Baby Doc est ruiné. Vendues la Ferrari Testarossa et la BMW à bord desquelles il sillonnait le sud-est de la France, aux premières heures de l’exil. Vendu le château de Théméricourt (région parisienne), où le président à vie jouait les Roi-Soleil. Quant aux 20 millions de dollars certains disent 300 millions déposés sur un compte suisse, après lesquels couraient, dans les années quatre-vingt-dix, les avocats du nouveau pouvoir haïtien, envolés ! Tout comme Michèle Bennett, sa dépensière épouse. Grande
argentière officieuse du temps de la splendeur, elle était trop avisée en affaires pour conserver un nom aussi encombrant.
Après les ors du pouvoir absolu, Duvalier a erré sans le sou, poursuivi par le fisc français, les avocats internationaux, les créanciers. Sa rencontre avec Véronique Roi lors d’une réception,le jour de l’invasion du Koweït par l’Irak le 2 août 1990 , n’a pas tout de suite arrangé les choses. La jeunefemme a seulement partagé sa galère. Toujours dans le sud de la France, le couple a logé dans des bicoques de plus en plus petites, se faisant même couper le téléphone pour défaut de paiement, jusqu’à être contraint d’habiter à l’hôtel. Un jour, Baby Doc s’est fait arrêter pour grivèlerie à Mougins, après être parti sans payer de l’Eden Bleu, où il résidait avec sa mère, Simone, sous le nom de monsieur et madame Valère. Véronique l’a tiré du commissariat en réglantla note. Impétueuse conseillère en communication, la jeune femme est plus « duvaliériste » qu’un Tonton Macoute, comme on appelait les membres de la police politique en Haïti. Elle a pris son bâton de pèlerin pour mobiliser les Haïtiens de la diaspora déçus par le régime de Jean-Bertrand Aristide et lever des fonds. Elle s’occupe aussi du site Web de son idole, quoique www.duvalier.net soit toujours « en construction ».
C’est pourtant par ce biais que l’ancien président est censé garder le contact avec ses militants, pour lesquels il s’est fendu d’une « adresse à la nation » en septembre 2000 et hélas ! aujourd’hui indisponible. Elle était supposée les mobiliser en sa faveur pour les élections haïtiennes de novembre de la même année. Les nostalgiques de la dictature restent cependant peu nombreux, même si Véronique affirme qu’ils sont en constante augmentation. Elle estime que Baby Doc est influent au point d’être le « cauchemar » d’Aristide. Il est vrai que les chauffeurs de taxi, agents immobiliers, ouvriers d’usine émigrés de la première heure, soutenus par quelques fils à papa partis avec la caisse de
l’entreprise avant l’effondrement du régime sont autant d’agents de propagande. Moyennant quoi,le peu loquace président, qui déteste parler du passé, envisage l’avenir sous d’agréables auspices. Il a chassé le fantôme de son père, la mort l’a délivré d’une mère étouffante, et les exigences extravagantes de Michèle ne sont plus qu’un vieux souvenir. Mais le chemin d’un hypothétique retour en grâce est long. Comment meubler le temps dans l’intervalle ?

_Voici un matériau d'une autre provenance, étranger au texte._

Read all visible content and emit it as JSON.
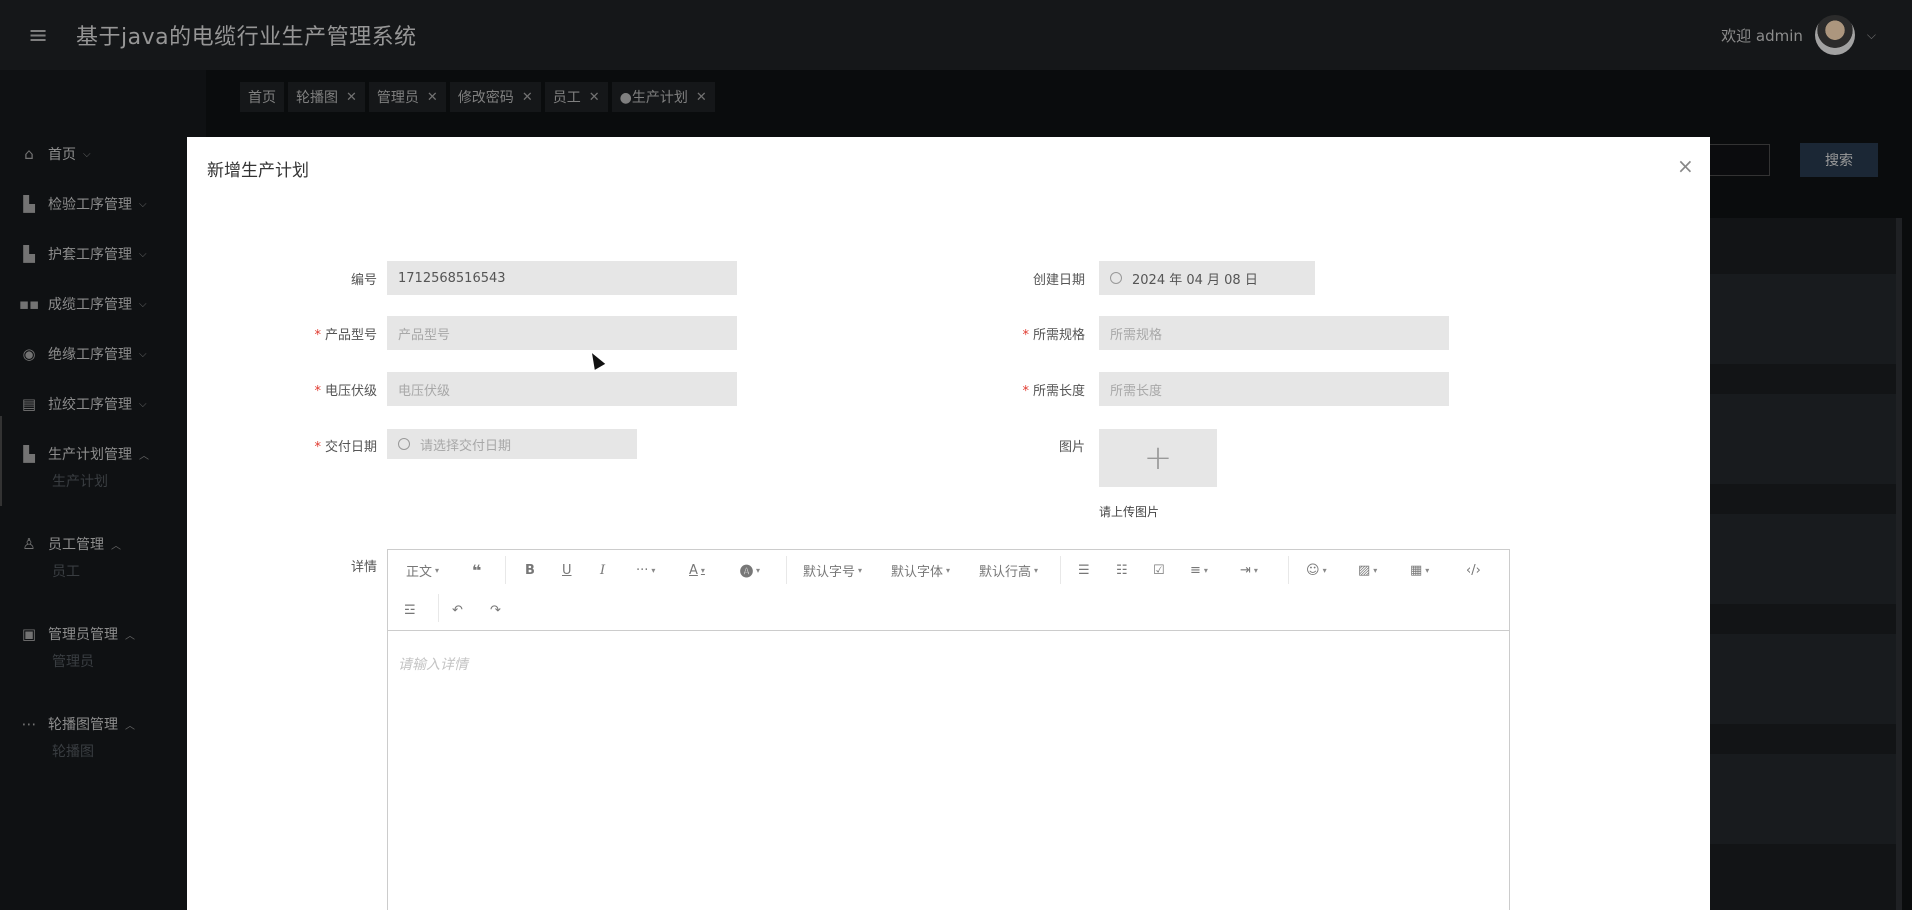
{
  "header": {
    "title": "基于java的电缆行业生产管理系统",
    "welcome": "欢迎 admin"
  },
  "sidebar": {
    "items": [
      {
        "label": "首页",
        "icon": "home-icon"
      },
      {
        "label": "检验工序管理",
        "icon": "dashboard-icon"
      },
      {
        "label": "护套工序管理",
        "icon": "dashboard-icon"
      },
      {
        "label": "成缆工序管理",
        "icon": "grid-icon"
      },
      {
        "label": "绝缘工序管理",
        "icon": "record-icon"
      },
      {
        "label": "拉绞工序管理",
        "icon": "layout-icon"
      },
      {
        "label": "生产计划管理",
        "icon": "dashboard-icon"
      },
      {
        "label": "员工管理",
        "icon": "user-icon"
      },
      {
        "label": "管理员管理",
        "icon": "gift-icon"
      },
      {
        "label": "轮播图管理",
        "icon": "more-icon"
      }
    ],
    "subs": {
      "plan": "生产计划",
      "staff": "员工",
      "admin": "管理员",
      "carousel": "轮播图"
    }
  },
  "tabs": [
    {
      "label": "首页",
      "closable": false
    },
    {
      "label": "轮播图",
      "closable": true
    },
    {
      "label": "管理员",
      "closable": true
    },
    {
      "label": "修改密码",
      "closable": true
    },
    {
      "label": "员工",
      "closable": true
    },
    {
      "label": "●生产计划",
      "closable": true
    }
  ],
  "background": {
    "search_button": "搜索"
  },
  "modal": {
    "title": "新增生产计划",
    "fields": {
      "code": {
        "label": "编号",
        "value": "1712568516543"
      },
      "created": {
        "label": "创建日期",
        "value": "2024 年 04 月 08 日"
      },
      "model": {
        "label": "产品型号",
        "placeholder": "产品型号",
        "required": true
      },
      "spec": {
        "label": "所需规格",
        "placeholder": "所需规格",
        "required": true
      },
      "voltage": {
        "label": "电压伏级",
        "placeholder": "电压伏级",
        "required": true
      },
      "length": {
        "label": "所需长度",
        "placeholder": "所需长度",
        "required": true
      },
      "delivery": {
        "label": "交付日期",
        "placeholder": "请选择交付日期",
        "required": true
      },
      "image": {
        "label": "图片",
        "hint": "请上传图片"
      },
      "detail": {
        "label": "详情",
        "placeholder": "请输入详情"
      }
    },
    "toolbar": {
      "paragraph": "正文",
      "font_size": "默认字号",
      "font_family": "默认字体",
      "line_height": "默认行高"
    }
  }
}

En dix-sept ans d’exil, Jean-Claude Duvalier n’a rien fait. Il n’a ni écrit, ni esquissé le moindre geste pour gagner de l’argent. De hobby, il n’en a pas. Il a confié à une journaliste du quotidien américain The Wall Street Journal qu’il a fréquenté l’université pour améliorer ses connaissances en administration et en relations internationales. Voulait-il apprendre à être président, lui qui ne l’est devenu que parce que son père l’était ? « Tout ce que je sais faire, c’est de la politique,
déclare-t-il, pour excuser son inertie. Une seule chose m’intéresse : l’énergie solaire. J’aimerais l’utiliser pour relancer l’économie d’Haïti. » Un programme un peu mince, mais Jean-Claude Duvalier a du temps devant lui, il n’a que 51 ans.